Après un bachelier en Sociologie-Anthropologie obtenu à l’Université Saint-Louis-Bruxelles, Sophie De Spiegeleir a réalisé un Master (120 ECTS) en Anthropologie Sociale et Culturelle à la KU Leuven (2016). Elle s’est spécialisée ensuite en Victimologie et Justice Pénale (60 ECTS) à l’Université de Tilburg (Pays-Bas, 2017) et en Droits de l’homme (60 ECTS) à l’Université Saint-Louis-Bruxelles (2019).

Lors de ses études en anthropologie, Sophie De Spiegeleir a pu approfondir la question de la prise en charge des détenus sous surveillance électronique en Fédération Wallonie-Bruxelles. L’objet de sa recherche ethnographique portait, d’une part, sur la nature du travail des assistant-e-s de justice dans leur mission de surveillance électronique et, d’autre part, sur l’expérience corporelle, voire phénoménologique des détenu-e-s placé-e-s sous bracelet électronique. Son étude ethnographique s’appuyait sur des entretiens compréhensifs et de l’observation participante.

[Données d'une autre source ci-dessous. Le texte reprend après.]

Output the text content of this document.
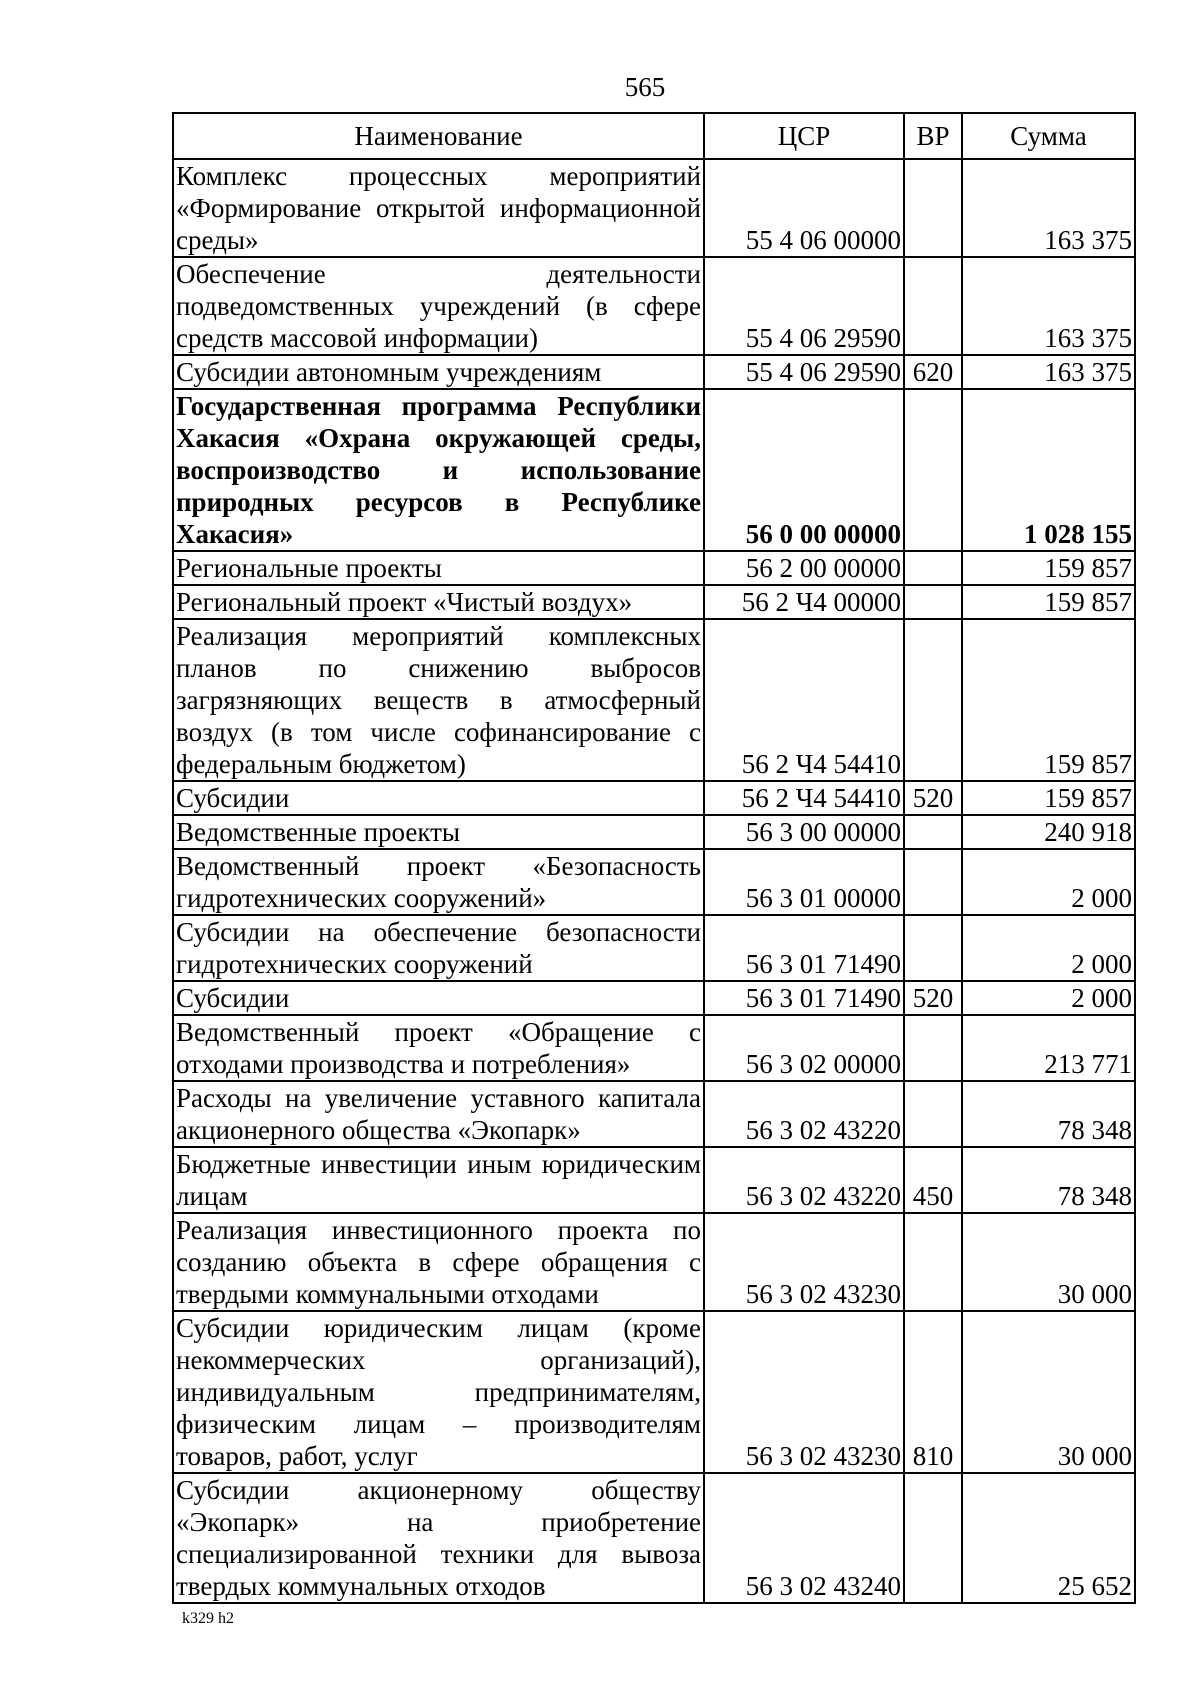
565
Наименование	ЦСР	ВР	Сумма
Комплекс процессных мероприятий «Формирование открытой информационной среды»	55 4 06 00000		163 375
Обеспечение деятельности подведомственных учреждений (в сфере средств массовой информации)	55 4 06 29590		163 375
Субсидии автономным учреждениям	55 4 06 29590	620	163 375
Государственная программа Республики Хакасия «Охрана окружающей среды, воспроизводство и использование природных ресурсов в Республике Хакасия»	56 0 00 00000		1 028 155
Региональные проекты	56 2 00 00000		159 857
Региональный проект «Чистый воздух»	56 2 Ч4 00000		159 857
Реализация мероприятий комплексных планов по снижению выбросов загрязняющих веществ в атмосферный воздух (в том числе софинансирование с федеральным бюджетом)	56 2 Ч4 54410		159 857
Субсидии	56 2 Ч4 54410	520	159 857
Ведомственные проекты	56 3 00 00000		240 918
Ведомственный проект «Безопасность гидротехнических сооружений»	56 3 01 00000		2 000
Субсидии на обеспечение безопасности гидротехнических сооружений	56 3 01 71490		2 000
Субсидии	56 3 01 71490	520	2 000
Ведомственный проект «Обращение с отходами производства и потребления»	56 3 02 00000		213 771
Расходы на увеличение уставного капитала акционерного общества «Экопарк»	56 3 02 43220		78 348
Бюджетные инвестиции иным юридическим лицам	56 3 02 43220	450	78 348
Реализация инвестиционного проекта по созданию объекта в сфере обращения с твердыми коммунальными отходами	56 3 02 43230		30 000
Субсидии юридическим лицам (кроме некоммерческих организаций), индивидуальным предпринимателям, физическим лицам – производителям товаров, работ, услуг	56 3 02 43230	810	30 000
Субсидии акционерному обществу «Экопарк» на приобретение специализированной техники для вывоза твердых коммунальных отходов	56 3 02 43240		25 652
k329 h2
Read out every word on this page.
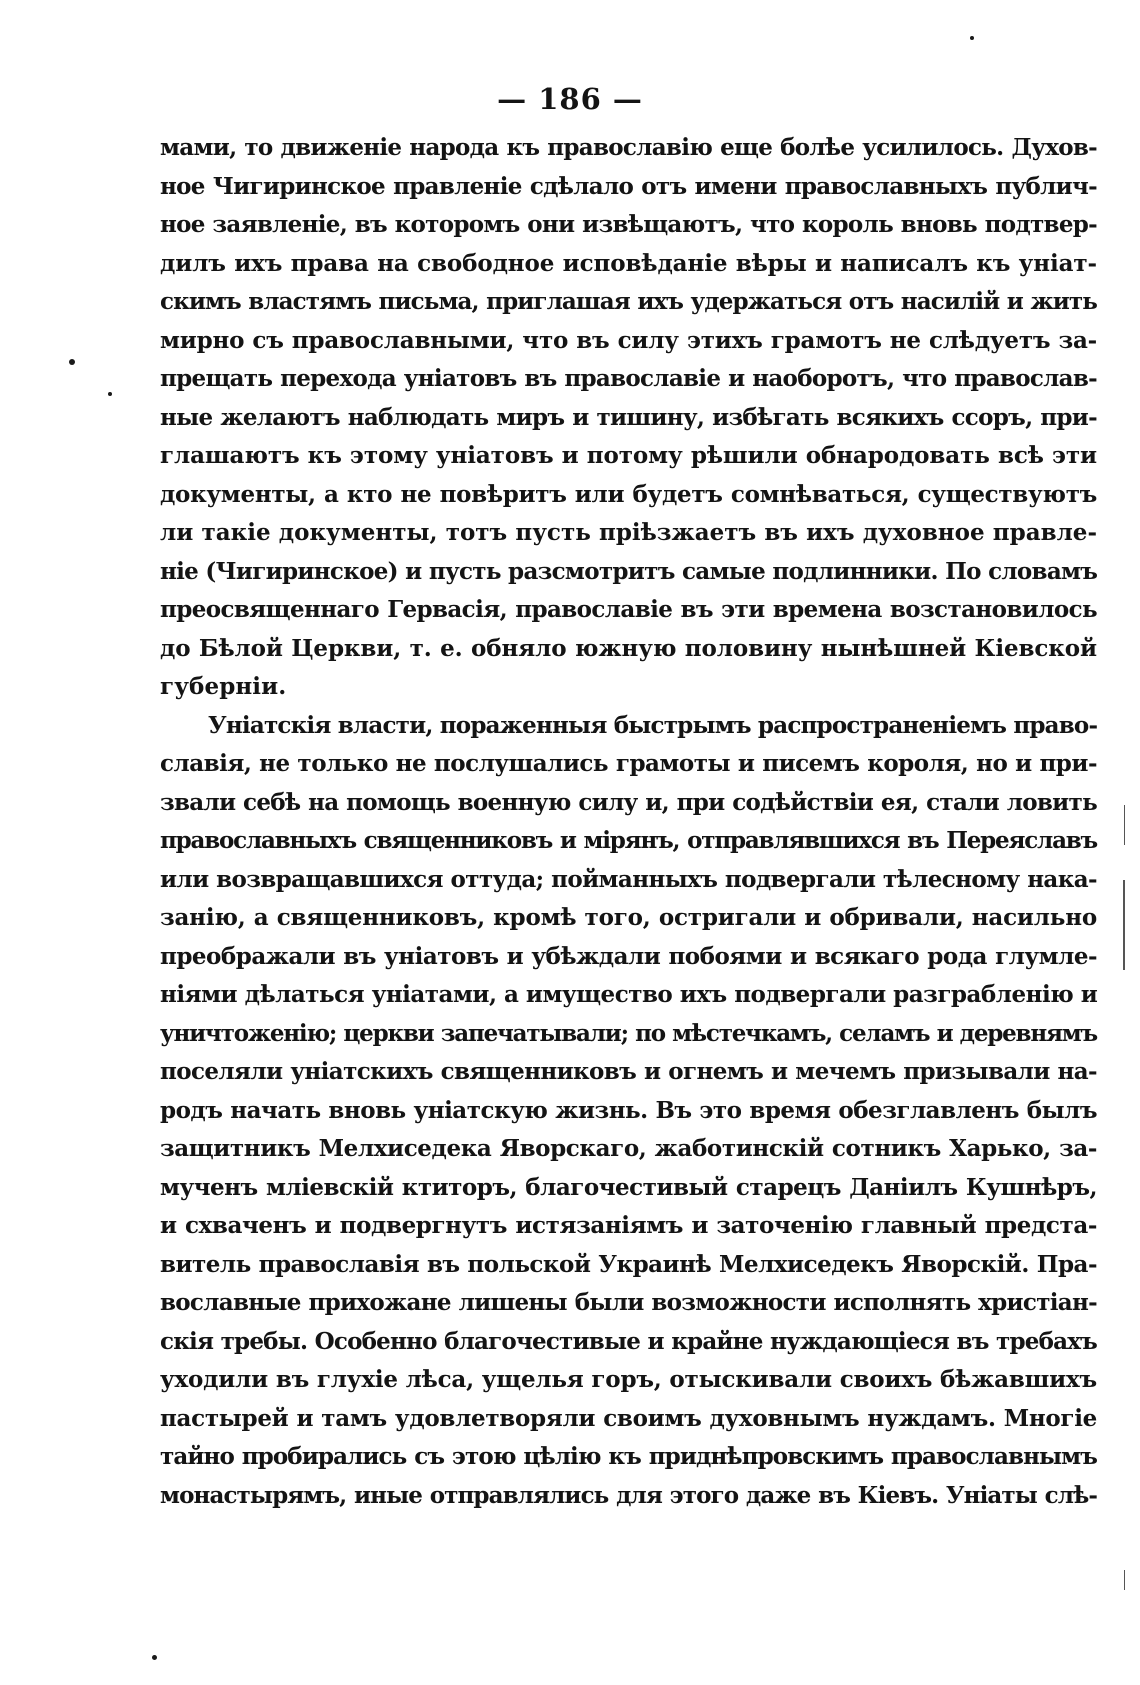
— 186 —
мами, то движеніе народа къ православію еще болѣе усилилось. Духов-
ное Чигиринское правленіе сдѣлало отъ имени православныхъ публич-
ное заявленіе, въ которомъ они извѣщаютъ, что король вновь подтвер-
дилъ ихъ права на свободное исповѣданіе вѣры и написалъ къ уніат-
скимъ властямъ письма, приглашая ихъ удержаться отъ насилій и жить
мирно съ православными, что въ силу этихъ грамотъ не слѣдуетъ за-
прещать перехода уніатовъ въ православіе и наоборотъ, что православ-
ные желаютъ наблюдать миръ и тишину, избѣгать всякихъ ссоръ, при-
глашаютъ къ этому уніатовъ и потому рѣшили обнародовать всѣ эти
документы, а кто не повѣритъ или будетъ сомнѣваться, существуютъ
ли такіе документы, тотъ пусть пріѣзжаетъ въ ихъ духовное правле-
ніе (Чигиринское) и пусть разсмотритъ самые подлинники. По словамъ
преосвященнаго Гервасія, православіе въ эти времена возстановилось
до Бѣлой Церкви, т. е. обняло южную половину нынѣшней Кіевской
губерніи.
Уніатскія власти, пораженныя быстрымъ распространеніемъ право-
славія, не только не послушались грамоты и писемъ короля, но и при-
звали себѣ на помощь военную силу и, при содѣйствіи ея, стали ловить
православныхъ священниковъ и мірянъ, отправлявшихся въ Переяславъ
или возвращавшихся оттуда; пойманныхъ подвергали тѣлесному нака-
занію, а священниковъ, кромѣ того, остригали и обривали, насильно
преображали въ уніатовъ и убѣждали побоями и всякаго рода глумле-
ніями дѣлаться уніатами, а имущество ихъ подвергали разграбленію и
уничтоженію; церкви запечатывали; по мѣстечкамъ, селамъ и деревнямъ
поселяли уніатскихъ священниковъ и огнемъ и мечемъ призывали на-
родъ начать вновь уніатскую жизнь. Въ это время обезглавленъ былъ
защитникъ Мелхиседека Яворскаго, жаботинскій сотникъ Харько, за-
мученъ мліевскій ктиторъ, благочестивый старецъ Даніилъ Кушнѣръ,
и схваченъ и подвергнутъ истязаніямъ и заточенію главный предста-
витель православія въ польской Украинѣ Мелхиседекъ Яворскій. Пра-
вославные прихожане лишены были возможности исполнять христіан-
скія требы. Особенно благочестивые и крайне нуждающіеся въ требахъ
уходили въ глухіе лѣса, ущелья горъ, отыскивали своихъ бѣжавшихъ
пастырей и тамъ удовлетворяли своимъ духовнымъ нуждамъ. Многіе
тайно пробирались съ этою цѣлію къ приднѣпровскимъ православнымъ
монастырямъ, иные отправлялись для этого даже въ Кіевъ. Уніаты слѣ-
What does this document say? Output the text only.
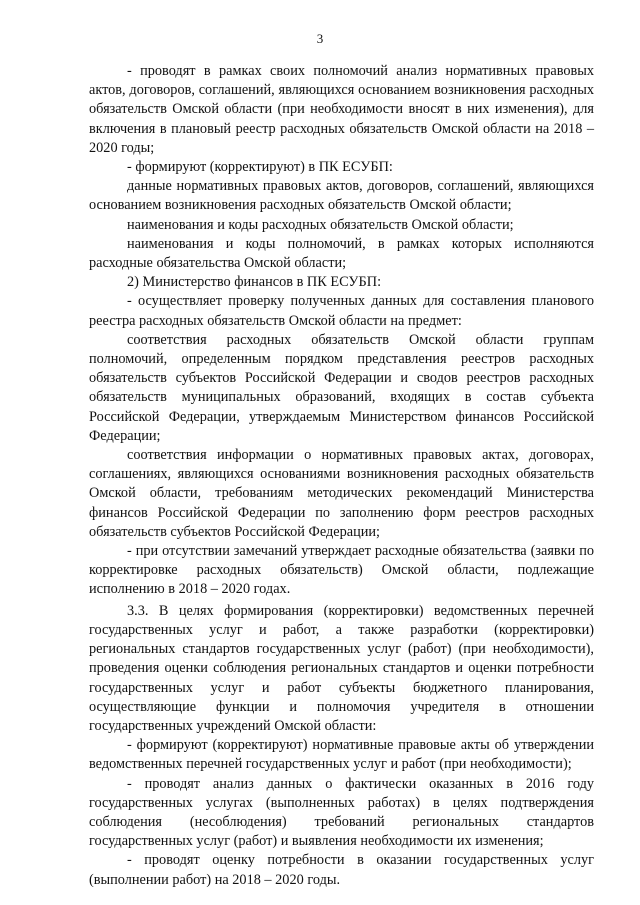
3

- проводят в рамках своих полномочий анализ нормативных правовых актов, договоров, соглашений, являющихся основанием возникновения расходных обязательств Омской области (при необходимости вносят в них изменения), для включения в плановый реестр расходных обязательств Омской области на 2018 – 2020 годы;

- формируют (корректируют) в ПК ЕСУБП:

данные нормативных правовых актов, договоров, соглашений, являющихся основанием возникновения расходных обязательств Омской области;

наименования и коды расходных обязательств Омской области;

наименования и коды полномочий, в рамках которых исполняются расходные обязательства Омской области;

2) Министерство финансов в ПК ЕСУБП:

- осуществляет проверку полученных данных для составления планового реестра расходных обязательств Омской области на предмет:

соответствия расходных обязательств Омской области группам полномочий, определенным порядком представления реестров расходных обязательств субъектов Российской Федерации и сводов реестров расходных обязательств муниципальных образований, входящих в состав субъекта Российской Федерации, утверждаемым Министерством финансов Российской Федерации;

соответствия информации о нормативных правовых актах, договорах, соглашениях, являющихся основаниями возникновения расходных обязательств Омской области, требованиям методических рекомендаций Министерства финансов Российской Федерации по заполнению форм реестров расходных обязательств субъектов Российской Федерации;

- при отсутствии замечаний утверждает расходные обязательства (заявки по корректировке расходных обязательств) Омской области, подлежащие исполнению в 2018 – 2020 годах.

3.3. В целях формирования (корректировки) ведомственных перечней государственных услуг и работ, а также разработки (корректировки) региональных стандартов государственных услуг (работ) (при необходимости), проведения оценки соблюдения региональных стандартов и оценки потребности государственных услуг и работ субъекты бюджетного планирования, осуществляющие функции и полномочия учредителя в отношении государственных учреждений Омской области:

- формируют (корректируют) нормативные правовые акты об утверждении ведомственных перечней государственных услуг и работ (при необходимости);

- проводят анализ данных о фактически оказанных в 2016 году государственных услугах (выполненных работах) в целях подтверждения соблюдения (несоблюдения) требований региональных стандартов государственных услуг (работ) и выявления необходимости их изменения;

- проводят оценку потребности в оказании государственных услуг (выполнении работ) на 2018 – 2020 годы.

Depuis Octobre 2019, Sophie a entrepris une thèse de doctorat sous la promotion de Yves Cartuyvels et Nicolas Marquis, portant sur la scène de l’internement des auteurs d’infraction reconnus atteints d’un trouble mental et, plus particulièrement, sur le stade de la libération à l’essai (ci-après, « LE »). Elle s’intéresse d’une part, aux pratiques d’évaluation des professionnel-le-s du champ de l’internement intervenant au moment de la LE et, d’autre part, à l’expérience qu’en font les personnes directement concernées : les individus internés en libération à l’essai.

Formée en méthodologie qualitative, elle mobilise essentiellement l’observation ethnographique, les entretiens compréhensifs et les récits de vie.